Additionally, variable interdependencies in complicated equations also make it extremely difficult to debug, make code changes to, and support the equations. In fact, changes to the equations or the code associated with the equations often require substantial programming resources and take a considerable amount of elapsed time to implement.
In various embodiments, methods and a system for providing and integrating evaluations or calculations on an equation-based processing data structure are provided. An equation is broken down into types of objects and represented as an abstract syntax tree (AST) data structure within memory and/or storage of a device. The object types are nodes located at different hierarchical levels of the AST data structure while dependencies between the object types are modeled as branches between the nodes of the AST data structure.
As will be demonstrated herein and below the AST data structure (hereinafter just “AST”) is processed to evaluate custom scenarios or conditions associated with the equation to provide processor and memory efficient results to a network service, a system service, a mobile application, and/or a browser. The AST can be lazily and/or eagerly evaluated in real time based on the custom conditions. The AST can be evaluated to identify an impact by a given condition or a given set of conditions on the overall output result produced by the equation. Furthermore, the objects of the AST include comments or annotations allowing the AST to identify components of the equation known to be more adversely impacted by a bug. The AST can be evaluated to perform granular impact analysis versus different component impact analysis. The AST can be evaluated to generate partial results from custom sub components of the equation, to provide compliance evidence for the equation, to debug issues detected within the equation, to compute an impact of each component on the overall results from the equation, to validate intended or planned changes to the equation, to maintain partial computed results from different components or the equation within a cache or a log so as to provide fast response times when evaluating the equation for a given change being proposed in real time, and to adapt equation results through partial re-evaluation of the equation without processing the entire equation.
In an embodiment, the cache or log includes a local storage or memory for a given node of a plurality of nodes for the AST. A given node holds a value and when the value is requested, the node returns an already previously computed value and/or computes the value, stores it locally, and returns the computed value. In an embodiment, the cache or log is a read-through cache.
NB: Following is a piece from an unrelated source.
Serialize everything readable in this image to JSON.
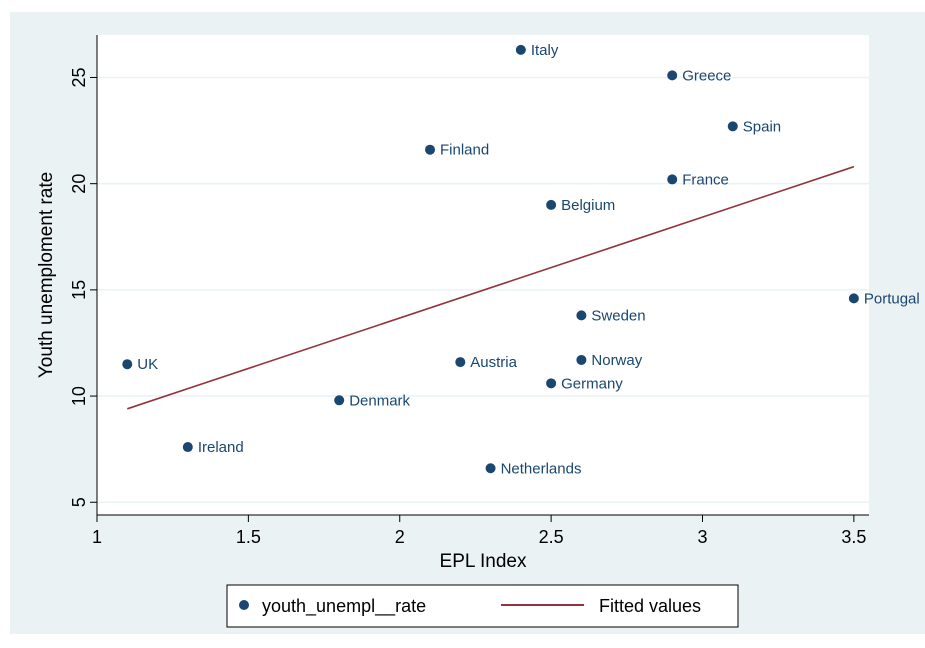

In an embodiment, and in certain nodes where auditing or subsequent mutation is not necessary, the certain nodes can be represented as constant values instead of functions for optimization. For example, if a node is a function that adds 1 and the input value is 2, then the node within the AST can be replaced with a constant value of 3 as soon as the node associated with the input value of 2 is evaluated a first time for the equation represented in the nodes of the AST. This permits the AST itself to be reduced or consolidated such that it can become extremely small, awaiting only some final missing input values. For example, when the equation is associated with computing an insurance premium, and the only missing variable value is a driver's age, the entire AST can be evaluated by converting all nodes into constants and pruning previously dependent nodes such that the AST shrinks down to just a function node that requires age, a constant node that holds the value of evaluating the remainder of the equation, and a node that combines those two nodes, i.e., the AST becomes something akin to a factor for age function times a partially computed factor. The AST can be persisted or transmitted in this form such that the final evaluation of the equation can be done extremely quick and processor efficient, i.e., “just in time.”
System 100 includes at least one cloud 110 or server 110 (herein after just “cloud 110”), a plurality of enterprise servers 120, and a plurality of user-operated devices (herein after just “devices”) 130. Cloud 110 includes at least one processor 111 and a non-transitory computer-readable storage medium (herein after just “medium”) 112, which includes instructions for an equation modeler 113 and an impact analyzer/integrator (herein after just “impact analyzer”) 114. When the processor 111 executes the instructions, this causes the processor 111 to perform operations discussed herein and below with respect to 113 and 114.
Each enterprise server 120 includes at least one processor 121 and medium 122, which includes instructions for one or more network services 123 and/or one or more system services 124. When the processor 121 executes the instructions, this causes the processor 121 to perform operations discussed herein and below with respect to 123 and/or 124.
Each device 130 includes at least one processor 131 and medium 132, which includes instructions for a mobile application/browser 133. When the processor 131 executes the instructions, this causes the processor 131 to perform operations discussed herein and below with respect to 133.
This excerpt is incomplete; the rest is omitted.